Results also showed significantly higher all-cause health care resource utilization among patients with cancer-related diarrhea, including ER visits (36.2% vs. 18.9%), lab/pathology services (99.3% vs. 94.9%), radiology services (92.8% vs. 80.3%), surgical services (89.8% vs. 66.3%), outpatient ancillary services (99.3% vs. 92.4%) and inpatient visits (29.6% vs. 12.8%; P < .0001 for all).

Cox multivariate analysis showed patients with cancer-related diarrhea who received chemotherapy and targeted therapy had higher health care resource utilization and health care costs than patients in the other therapy cohorts.

The analysis did not include a comparison of survival outcomes among patients who developed cancer-related diarrhea and those who did not.
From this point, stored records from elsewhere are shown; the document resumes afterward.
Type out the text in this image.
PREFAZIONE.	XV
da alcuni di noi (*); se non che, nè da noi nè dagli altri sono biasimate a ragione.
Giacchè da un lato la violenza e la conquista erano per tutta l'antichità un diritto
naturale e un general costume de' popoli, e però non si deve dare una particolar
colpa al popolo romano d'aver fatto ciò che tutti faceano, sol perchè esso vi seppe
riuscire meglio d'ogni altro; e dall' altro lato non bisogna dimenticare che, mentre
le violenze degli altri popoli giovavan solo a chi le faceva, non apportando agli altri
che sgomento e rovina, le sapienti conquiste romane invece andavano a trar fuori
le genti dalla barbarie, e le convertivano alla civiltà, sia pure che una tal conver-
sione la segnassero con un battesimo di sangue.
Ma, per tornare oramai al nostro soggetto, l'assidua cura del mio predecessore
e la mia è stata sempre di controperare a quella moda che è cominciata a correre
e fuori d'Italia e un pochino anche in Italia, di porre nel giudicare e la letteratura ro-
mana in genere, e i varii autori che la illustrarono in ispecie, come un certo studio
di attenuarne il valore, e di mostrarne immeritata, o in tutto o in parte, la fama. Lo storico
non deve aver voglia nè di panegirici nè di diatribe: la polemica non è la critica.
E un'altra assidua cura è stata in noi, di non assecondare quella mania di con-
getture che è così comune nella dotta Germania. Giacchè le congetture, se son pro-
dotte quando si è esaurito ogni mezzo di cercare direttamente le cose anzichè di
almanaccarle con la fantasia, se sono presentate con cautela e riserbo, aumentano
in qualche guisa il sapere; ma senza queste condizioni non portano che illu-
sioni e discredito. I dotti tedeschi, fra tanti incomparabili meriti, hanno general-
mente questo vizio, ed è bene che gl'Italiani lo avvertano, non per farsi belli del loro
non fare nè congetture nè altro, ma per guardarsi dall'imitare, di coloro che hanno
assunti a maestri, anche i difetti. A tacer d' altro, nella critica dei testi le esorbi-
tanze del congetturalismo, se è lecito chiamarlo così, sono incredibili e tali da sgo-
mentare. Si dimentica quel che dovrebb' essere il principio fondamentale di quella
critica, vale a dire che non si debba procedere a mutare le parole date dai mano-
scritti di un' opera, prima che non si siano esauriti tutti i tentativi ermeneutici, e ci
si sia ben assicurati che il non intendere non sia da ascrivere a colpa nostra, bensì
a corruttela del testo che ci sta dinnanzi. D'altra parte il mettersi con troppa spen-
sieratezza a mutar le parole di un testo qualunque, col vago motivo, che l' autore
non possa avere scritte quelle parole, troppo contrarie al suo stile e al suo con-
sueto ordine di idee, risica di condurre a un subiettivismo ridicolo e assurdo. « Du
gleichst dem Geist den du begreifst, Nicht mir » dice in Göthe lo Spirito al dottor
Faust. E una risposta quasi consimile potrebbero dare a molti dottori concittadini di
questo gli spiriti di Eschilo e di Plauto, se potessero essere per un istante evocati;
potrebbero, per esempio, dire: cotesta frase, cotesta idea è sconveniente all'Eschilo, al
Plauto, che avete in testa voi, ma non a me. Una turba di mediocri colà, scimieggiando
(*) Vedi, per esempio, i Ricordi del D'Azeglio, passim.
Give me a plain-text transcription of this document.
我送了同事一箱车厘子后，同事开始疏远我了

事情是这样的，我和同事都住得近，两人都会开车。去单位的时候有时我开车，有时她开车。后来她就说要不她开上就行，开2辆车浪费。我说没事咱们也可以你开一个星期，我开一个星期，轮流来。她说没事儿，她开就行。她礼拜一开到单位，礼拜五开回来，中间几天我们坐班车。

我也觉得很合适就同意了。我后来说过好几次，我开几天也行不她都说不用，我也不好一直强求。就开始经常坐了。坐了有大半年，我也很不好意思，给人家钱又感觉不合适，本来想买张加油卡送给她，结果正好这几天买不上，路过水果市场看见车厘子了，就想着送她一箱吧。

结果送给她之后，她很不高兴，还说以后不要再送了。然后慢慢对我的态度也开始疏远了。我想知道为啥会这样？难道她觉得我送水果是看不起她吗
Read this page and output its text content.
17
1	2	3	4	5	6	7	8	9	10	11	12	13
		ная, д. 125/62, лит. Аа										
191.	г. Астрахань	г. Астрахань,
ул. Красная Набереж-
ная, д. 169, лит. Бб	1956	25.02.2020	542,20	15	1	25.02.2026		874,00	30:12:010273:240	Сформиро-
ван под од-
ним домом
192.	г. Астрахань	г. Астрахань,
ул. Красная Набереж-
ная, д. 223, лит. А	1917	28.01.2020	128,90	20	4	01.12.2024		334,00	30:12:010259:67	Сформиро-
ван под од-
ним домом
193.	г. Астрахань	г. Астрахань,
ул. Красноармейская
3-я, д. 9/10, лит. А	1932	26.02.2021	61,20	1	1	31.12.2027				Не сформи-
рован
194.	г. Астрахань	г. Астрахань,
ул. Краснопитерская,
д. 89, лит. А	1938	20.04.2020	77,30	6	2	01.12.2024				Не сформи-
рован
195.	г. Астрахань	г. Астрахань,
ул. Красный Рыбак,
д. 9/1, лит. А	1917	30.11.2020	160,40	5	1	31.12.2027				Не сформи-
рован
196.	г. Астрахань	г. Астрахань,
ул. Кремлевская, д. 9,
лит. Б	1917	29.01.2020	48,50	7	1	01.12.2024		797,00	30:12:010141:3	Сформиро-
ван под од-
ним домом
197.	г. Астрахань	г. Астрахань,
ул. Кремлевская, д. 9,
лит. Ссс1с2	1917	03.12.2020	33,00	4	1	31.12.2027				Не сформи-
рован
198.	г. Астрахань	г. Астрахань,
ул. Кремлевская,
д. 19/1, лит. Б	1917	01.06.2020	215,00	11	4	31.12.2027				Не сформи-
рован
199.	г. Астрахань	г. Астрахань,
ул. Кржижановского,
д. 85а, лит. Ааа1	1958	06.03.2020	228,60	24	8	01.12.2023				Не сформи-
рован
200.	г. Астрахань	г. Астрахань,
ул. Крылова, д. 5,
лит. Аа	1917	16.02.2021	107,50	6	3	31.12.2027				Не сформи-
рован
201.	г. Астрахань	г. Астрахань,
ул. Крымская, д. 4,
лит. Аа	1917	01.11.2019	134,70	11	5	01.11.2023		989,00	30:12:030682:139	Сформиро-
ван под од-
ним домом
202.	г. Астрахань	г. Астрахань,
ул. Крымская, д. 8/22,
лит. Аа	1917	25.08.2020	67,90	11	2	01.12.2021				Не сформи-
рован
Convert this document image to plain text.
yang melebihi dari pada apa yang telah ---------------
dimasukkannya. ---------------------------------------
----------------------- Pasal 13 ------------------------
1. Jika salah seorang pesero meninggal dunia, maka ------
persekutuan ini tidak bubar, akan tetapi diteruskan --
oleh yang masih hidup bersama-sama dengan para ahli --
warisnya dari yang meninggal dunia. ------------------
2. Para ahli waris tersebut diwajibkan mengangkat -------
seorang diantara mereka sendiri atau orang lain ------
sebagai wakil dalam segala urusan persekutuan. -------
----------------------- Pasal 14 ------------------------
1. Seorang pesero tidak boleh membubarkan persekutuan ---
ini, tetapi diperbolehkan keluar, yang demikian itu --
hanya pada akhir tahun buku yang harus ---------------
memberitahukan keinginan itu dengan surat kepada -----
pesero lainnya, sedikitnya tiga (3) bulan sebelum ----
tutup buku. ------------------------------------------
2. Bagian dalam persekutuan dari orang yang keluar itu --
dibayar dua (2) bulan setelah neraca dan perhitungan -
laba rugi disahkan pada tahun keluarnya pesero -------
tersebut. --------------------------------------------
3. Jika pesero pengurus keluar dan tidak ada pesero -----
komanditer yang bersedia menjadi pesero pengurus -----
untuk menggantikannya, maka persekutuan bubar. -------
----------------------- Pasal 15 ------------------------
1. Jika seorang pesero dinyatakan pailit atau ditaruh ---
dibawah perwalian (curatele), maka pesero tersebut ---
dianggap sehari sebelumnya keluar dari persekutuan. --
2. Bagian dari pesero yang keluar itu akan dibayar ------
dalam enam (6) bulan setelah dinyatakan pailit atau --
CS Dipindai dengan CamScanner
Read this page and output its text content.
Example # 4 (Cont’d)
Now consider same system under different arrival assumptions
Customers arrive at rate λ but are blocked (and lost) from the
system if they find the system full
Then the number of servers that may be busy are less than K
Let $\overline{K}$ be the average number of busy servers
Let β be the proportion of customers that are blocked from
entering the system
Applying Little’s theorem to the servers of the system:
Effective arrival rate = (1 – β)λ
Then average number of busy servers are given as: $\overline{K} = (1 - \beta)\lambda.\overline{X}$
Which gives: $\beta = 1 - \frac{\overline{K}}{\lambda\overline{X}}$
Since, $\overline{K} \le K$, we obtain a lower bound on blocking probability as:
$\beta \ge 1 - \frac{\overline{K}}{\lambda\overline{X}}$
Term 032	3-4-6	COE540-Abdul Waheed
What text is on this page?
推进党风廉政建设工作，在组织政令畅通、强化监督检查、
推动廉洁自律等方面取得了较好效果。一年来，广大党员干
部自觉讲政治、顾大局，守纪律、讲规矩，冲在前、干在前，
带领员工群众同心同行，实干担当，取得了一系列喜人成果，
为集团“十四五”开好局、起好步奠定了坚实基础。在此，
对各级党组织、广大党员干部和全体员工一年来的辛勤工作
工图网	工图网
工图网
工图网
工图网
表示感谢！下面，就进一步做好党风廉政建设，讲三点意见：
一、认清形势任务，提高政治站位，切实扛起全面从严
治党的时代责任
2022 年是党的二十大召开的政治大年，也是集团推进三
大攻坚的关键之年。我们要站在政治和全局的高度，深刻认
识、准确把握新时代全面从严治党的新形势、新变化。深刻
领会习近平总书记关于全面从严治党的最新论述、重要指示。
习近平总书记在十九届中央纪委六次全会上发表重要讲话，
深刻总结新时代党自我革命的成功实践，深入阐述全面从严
“This is one of the limitations in our study,” Okhuysen said. “This is a survivors study. Because we were interested in determining the impact on discontinuation and adherence to cancer therapy, the study design included patients [who] survived at least 12 months after cancer diagnosis. This precluded us from examining mortality in both groups of patients.

“Another limitation is that diarrhea was evaluated as a risk factor in isolation and did not include other organ toxicities or factors that co-occurred with diarrhea that could have also required cancer treatment alterations,” Okhuysen added. “Cancer-related diarrhea likely also impacts mortality [because] it is frequently associated with dehydration, acute kidney injury, electrolyte imbalance and malnutrition. ... As cancer therapies continue to evolve and grow, we need additional ‘real-world’ studies that examine the impact they have in causing cancer-related diarrhea.”

References:

NCI. Gastrointestinal complications (PDQ)-Health Professional Version. Available at: www.cancer.gov/about-cancer/treatment/side-effects/constipation/gi-complications-hp-pdq#section/all. Accessed June 2, 2021.
Okhuysen PC, et al. Abstract 12111. Presented at: ASCO Annual Meeting (virtual meeting); June 4-8, 2021.